Shakespeare : Imogen au Théâtre du Globe mise en scène de Matthew Dunster

Théâtre du Globe

 Un théâtre du XVI ème siècle

Londres Théâtre du Globe rebâti à l'identique de celui de Shakespeare XVI siècle
Théâtre du Globe
 Le 16 Octobre 2016, date historique, je suis allée voir la dernière représentation de l'année au théâtre du Globe, la dernière de la saison car le spectacle est en plein air comme à l'époque élizabéthaine.  Il s'agissait de la pièce de Shakespeare Cymbeline que le metteur en scène Matthew Dunster a renommé Imogen, marquant ainsi sa volonté de redonner à Imogen, fille du roi Cymbeline, le premier rôle qui lui revient à juste titre. Elle est, en effet, le personnage le plus important  et le plus intéressant de la pièce. Loin d'être une jeune femme soumise et victime, elle prend en main son destin, se dresse contre ceux qui veulent décider pour elle de sa vie, - son père et sa belle mère - et obtient réparation des insultes et des violences qui lui sont faites par son mari et les amis de son mari.

Lorsque j'ai découvert la pièce cette année pour préparer ma visite à Londres (Voir mon billet ICI), j'ai surtout été frappée par la complexité de l'intrigue, la pluralité de l'action, les invraisemblances, et je me demandais comment l'on pouvait faire passer tout cela sur scène; je m'inquiétais aussi  de savoir si je comprendrais quelque chose, moi qui suis nulle en anglais à l'oral ! J'ai découvert depuis que la pièce n'est pas des plus connues du public anglais, ce qui me donnait une (modeste) longueur d'avance par rapport à ceux qui ne l'avaient pas lu !
Mais je savais que de toutes façons j'aurais le sentiment de vivre un moment exceptionnel dans la magie de ce théâtre, dans ce retour au source du XVI siècle. Voir billet sur le Globe ICI 
La queue pour les places du parterre quelques heures avant la représentation
Le public s'amasse autour de la scène quelques minutes avant l'ouverture du rideau
Comme les "riches" nous étions au balcon

 Une mise en scène étonnante et enlevée

Mise en scène de Imogen au théâtre du Globe par  Matthew Dunster

D'emblée la mise en scène de Matthew Dunster m'a conquise, emportée comme je l'ai été dans un tourbillon étonnant, "amazing" comme disait le public, extrêmement enlevé, virevoltant. Le spectacle  tient de la danse avec des chorégraphies au rythme endiablé, du cirque avec les cascades des comédiens qui s'envolent au-dessus de la scène, mimant les scènes de combat, mais aussi du pur théâtre qui laisse place aux moments d'émotions tout en mettant nettement en valeur l'aspect comique de la pièce. Longtemps on s'est demandé si Cymbeline était une tragédie ou une comédie. Avec Imogen, Matthew Dunster a tranché :  les comédiens ne cessent de nous faire rire. De plus leur gestuelle qui souligne le texte me permettait de mieux comprendre.

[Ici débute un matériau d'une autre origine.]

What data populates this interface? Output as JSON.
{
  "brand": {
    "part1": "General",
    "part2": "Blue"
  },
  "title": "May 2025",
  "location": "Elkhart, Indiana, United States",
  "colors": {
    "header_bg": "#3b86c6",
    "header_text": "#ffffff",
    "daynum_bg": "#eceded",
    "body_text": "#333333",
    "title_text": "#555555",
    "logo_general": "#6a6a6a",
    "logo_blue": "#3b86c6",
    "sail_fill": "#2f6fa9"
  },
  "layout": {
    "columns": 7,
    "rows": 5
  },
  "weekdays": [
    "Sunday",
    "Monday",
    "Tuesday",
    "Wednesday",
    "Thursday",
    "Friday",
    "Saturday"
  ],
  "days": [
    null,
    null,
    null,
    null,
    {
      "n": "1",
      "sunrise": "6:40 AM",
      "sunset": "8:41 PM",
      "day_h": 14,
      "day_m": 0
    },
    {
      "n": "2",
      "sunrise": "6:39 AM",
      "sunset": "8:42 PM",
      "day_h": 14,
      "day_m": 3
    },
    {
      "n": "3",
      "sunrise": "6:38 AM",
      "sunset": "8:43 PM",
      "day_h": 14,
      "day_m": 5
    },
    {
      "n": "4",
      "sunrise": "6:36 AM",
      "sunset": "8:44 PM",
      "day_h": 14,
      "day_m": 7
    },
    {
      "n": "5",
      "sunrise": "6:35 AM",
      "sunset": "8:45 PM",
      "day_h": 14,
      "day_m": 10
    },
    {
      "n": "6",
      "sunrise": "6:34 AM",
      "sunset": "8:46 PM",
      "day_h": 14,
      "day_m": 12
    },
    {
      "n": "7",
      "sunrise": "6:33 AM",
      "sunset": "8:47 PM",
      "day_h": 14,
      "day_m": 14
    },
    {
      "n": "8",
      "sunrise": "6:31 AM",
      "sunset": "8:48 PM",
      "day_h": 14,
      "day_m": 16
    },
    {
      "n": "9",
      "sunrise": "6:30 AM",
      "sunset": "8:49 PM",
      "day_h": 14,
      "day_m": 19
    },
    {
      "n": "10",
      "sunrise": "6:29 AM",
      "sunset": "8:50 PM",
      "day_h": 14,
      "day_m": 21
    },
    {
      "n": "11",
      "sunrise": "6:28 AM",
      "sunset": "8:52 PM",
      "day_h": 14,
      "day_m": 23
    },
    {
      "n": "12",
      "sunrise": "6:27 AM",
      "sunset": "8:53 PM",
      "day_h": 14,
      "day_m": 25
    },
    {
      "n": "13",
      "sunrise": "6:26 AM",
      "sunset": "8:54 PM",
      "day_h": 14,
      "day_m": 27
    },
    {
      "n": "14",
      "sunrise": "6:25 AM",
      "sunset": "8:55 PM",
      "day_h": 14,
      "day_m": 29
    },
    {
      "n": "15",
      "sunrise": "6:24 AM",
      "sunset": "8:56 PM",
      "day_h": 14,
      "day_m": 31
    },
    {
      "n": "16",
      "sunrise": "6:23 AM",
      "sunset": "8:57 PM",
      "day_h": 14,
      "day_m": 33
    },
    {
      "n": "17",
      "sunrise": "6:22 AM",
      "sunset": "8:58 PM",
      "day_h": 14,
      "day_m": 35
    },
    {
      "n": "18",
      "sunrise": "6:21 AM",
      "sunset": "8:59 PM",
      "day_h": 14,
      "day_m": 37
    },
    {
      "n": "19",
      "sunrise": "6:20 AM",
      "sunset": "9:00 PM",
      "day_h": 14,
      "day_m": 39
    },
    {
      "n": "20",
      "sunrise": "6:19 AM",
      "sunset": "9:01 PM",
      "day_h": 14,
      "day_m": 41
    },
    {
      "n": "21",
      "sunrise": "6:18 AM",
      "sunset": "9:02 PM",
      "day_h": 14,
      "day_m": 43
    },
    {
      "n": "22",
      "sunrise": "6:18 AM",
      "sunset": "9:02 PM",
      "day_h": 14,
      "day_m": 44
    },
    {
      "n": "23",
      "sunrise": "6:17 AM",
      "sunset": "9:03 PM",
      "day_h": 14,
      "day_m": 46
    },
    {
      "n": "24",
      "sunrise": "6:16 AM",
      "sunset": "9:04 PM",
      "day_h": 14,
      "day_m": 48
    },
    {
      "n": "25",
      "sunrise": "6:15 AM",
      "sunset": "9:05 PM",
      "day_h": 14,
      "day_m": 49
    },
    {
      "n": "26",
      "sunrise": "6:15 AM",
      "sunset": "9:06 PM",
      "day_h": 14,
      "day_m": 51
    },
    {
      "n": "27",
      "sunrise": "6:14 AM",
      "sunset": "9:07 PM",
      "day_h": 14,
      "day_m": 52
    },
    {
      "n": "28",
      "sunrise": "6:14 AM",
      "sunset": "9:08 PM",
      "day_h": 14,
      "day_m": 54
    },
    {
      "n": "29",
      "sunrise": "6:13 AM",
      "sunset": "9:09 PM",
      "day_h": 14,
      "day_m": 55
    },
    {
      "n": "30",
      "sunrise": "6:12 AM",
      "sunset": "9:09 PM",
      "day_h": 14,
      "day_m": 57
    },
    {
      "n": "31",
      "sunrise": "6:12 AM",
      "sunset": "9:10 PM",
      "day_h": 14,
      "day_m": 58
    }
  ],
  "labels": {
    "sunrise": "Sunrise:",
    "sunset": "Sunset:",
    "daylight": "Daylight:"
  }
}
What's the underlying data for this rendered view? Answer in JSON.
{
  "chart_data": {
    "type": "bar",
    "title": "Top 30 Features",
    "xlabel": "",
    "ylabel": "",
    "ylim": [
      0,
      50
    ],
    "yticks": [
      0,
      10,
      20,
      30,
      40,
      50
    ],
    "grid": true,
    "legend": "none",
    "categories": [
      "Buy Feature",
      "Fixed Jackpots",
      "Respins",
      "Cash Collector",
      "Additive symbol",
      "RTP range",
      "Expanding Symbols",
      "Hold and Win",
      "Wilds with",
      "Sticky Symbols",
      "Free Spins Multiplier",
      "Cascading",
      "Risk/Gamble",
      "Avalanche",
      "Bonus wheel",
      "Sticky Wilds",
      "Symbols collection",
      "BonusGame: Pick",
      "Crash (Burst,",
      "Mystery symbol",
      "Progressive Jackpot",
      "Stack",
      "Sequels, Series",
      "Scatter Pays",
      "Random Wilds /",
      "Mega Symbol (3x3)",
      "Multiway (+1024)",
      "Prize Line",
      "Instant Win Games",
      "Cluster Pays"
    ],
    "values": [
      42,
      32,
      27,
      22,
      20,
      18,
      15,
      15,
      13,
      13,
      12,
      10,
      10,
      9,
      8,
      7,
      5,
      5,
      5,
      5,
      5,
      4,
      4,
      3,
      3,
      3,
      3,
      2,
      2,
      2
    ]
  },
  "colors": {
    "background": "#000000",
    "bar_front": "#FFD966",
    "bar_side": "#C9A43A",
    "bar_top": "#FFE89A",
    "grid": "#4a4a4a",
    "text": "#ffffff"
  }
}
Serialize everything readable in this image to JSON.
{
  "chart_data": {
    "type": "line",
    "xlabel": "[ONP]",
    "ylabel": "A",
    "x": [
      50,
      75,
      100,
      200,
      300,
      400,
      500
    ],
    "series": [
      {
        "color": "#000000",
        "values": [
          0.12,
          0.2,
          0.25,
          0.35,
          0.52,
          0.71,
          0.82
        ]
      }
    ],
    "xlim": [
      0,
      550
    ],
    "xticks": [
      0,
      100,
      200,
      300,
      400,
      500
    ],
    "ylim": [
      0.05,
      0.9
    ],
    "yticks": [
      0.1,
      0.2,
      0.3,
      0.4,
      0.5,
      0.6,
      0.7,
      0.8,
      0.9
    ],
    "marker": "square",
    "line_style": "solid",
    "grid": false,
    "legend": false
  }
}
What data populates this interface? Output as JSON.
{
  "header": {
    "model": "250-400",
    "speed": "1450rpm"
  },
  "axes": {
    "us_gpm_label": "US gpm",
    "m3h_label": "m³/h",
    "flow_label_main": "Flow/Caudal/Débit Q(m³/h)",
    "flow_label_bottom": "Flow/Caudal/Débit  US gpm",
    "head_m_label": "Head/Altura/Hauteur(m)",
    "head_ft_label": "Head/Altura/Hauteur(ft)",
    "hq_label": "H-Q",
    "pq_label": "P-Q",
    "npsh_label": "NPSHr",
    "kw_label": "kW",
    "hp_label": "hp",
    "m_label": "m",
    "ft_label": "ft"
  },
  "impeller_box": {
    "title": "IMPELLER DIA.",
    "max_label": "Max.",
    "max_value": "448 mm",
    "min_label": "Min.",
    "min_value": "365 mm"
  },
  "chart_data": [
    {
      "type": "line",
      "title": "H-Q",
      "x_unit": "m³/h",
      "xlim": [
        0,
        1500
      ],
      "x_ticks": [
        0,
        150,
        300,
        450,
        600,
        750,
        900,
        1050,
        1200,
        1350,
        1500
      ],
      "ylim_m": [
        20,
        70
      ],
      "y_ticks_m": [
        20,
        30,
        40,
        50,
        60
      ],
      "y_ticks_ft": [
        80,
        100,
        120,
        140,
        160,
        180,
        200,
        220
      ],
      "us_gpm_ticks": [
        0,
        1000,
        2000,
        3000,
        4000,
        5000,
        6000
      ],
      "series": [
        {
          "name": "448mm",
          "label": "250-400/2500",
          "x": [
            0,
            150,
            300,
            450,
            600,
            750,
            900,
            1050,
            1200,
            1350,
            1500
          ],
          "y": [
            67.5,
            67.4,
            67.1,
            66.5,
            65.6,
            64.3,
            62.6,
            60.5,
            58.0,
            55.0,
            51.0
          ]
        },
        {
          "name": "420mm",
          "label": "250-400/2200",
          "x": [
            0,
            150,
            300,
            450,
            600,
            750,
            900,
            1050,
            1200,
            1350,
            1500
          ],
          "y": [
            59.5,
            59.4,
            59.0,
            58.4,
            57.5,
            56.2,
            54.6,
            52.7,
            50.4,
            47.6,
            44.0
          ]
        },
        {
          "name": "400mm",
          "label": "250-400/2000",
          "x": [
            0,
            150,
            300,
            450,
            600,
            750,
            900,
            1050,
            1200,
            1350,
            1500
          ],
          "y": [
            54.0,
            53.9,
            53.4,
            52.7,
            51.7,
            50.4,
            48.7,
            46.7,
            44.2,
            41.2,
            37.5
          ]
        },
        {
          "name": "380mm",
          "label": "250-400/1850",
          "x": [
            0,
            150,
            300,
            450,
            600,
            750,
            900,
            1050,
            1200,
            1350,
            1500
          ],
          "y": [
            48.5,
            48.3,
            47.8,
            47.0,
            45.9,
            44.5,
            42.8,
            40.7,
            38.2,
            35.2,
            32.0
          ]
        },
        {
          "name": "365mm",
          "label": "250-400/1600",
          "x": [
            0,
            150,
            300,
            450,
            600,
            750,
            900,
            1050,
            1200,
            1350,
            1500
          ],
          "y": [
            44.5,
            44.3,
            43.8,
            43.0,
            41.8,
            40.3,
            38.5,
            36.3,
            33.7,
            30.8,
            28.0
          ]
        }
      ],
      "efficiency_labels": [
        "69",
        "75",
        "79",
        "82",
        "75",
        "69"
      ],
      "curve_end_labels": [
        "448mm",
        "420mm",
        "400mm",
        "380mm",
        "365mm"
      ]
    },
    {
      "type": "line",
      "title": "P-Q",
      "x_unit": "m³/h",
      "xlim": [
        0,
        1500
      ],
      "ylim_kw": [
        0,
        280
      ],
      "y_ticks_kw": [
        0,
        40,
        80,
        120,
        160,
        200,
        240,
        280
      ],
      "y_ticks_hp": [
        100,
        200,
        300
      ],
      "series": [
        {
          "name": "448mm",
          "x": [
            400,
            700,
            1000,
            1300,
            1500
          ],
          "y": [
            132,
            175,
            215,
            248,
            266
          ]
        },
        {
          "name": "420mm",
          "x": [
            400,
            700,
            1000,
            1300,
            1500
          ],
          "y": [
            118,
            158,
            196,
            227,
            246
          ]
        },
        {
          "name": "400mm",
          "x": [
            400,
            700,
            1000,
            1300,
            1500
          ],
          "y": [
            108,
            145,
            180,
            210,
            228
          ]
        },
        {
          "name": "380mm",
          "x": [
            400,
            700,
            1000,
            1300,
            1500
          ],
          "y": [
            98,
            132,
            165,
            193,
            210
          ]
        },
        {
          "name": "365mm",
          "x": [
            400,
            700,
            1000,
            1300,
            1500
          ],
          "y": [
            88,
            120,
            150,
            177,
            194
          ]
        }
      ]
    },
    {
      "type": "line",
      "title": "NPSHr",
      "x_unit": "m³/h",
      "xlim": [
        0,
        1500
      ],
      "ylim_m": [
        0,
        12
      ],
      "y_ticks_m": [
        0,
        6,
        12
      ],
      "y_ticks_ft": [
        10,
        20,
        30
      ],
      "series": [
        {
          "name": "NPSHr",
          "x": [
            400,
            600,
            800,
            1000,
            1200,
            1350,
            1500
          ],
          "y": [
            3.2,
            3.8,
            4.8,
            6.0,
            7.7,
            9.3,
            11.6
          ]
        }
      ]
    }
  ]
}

Matthew Dunster a choisi de transposer la scène dans une banlieue défavorisée de Londres (ou d'ailleurs) livrée au trafic de drogue. Les règlements de compte, les passages à tabac, les meurtres  sont le quotidien. La violence est omniprésente comme elle l'est chez Shakespeare. Et le metteur en scène ne nous épargne pas même s'il en tire parfois un effet comique.  Cymbeline est un caïd de la drogue et ceux qui l'entourent ne sont plus des nobles mais ses lieutenants, ses gros bras. Il va se mesurer non pas à un général romain comme dans le texte d'origine mais à un autre caïd. Et comme il se doit dans ce milieu-là les femmes doivent obéir et servir les hommes. Aussi quand Imogen se déguise en garçon (avec sa casquette à l'envers comme un gosse des banlieues) et s'enfuit pour sauver sa vie, l'intrigue est tout à fait crédible. Et le plus étonnant c'est que le texte de Shakespeare respecté à la lettre, servi par de très bons comédiens, semble avoir été écrit pour  notre époque et se révèle étonnamment (encore ce mot) moderne. Mais ce n'est pas la première fois que je constate cela à propos de Shakespeare, ce qui est le propre des plus grands dramaturges. On se sent toujours concerné. D'ailleurs le public, en particulier le parterre où la moyenne d'âge était jeune, manifestait son empathie pour Imogen et l'applaudissait quand elle marquait des points. J'ai adoré ce public nature, spontané et enthousiaste; il était un spectacle dans le spectacle !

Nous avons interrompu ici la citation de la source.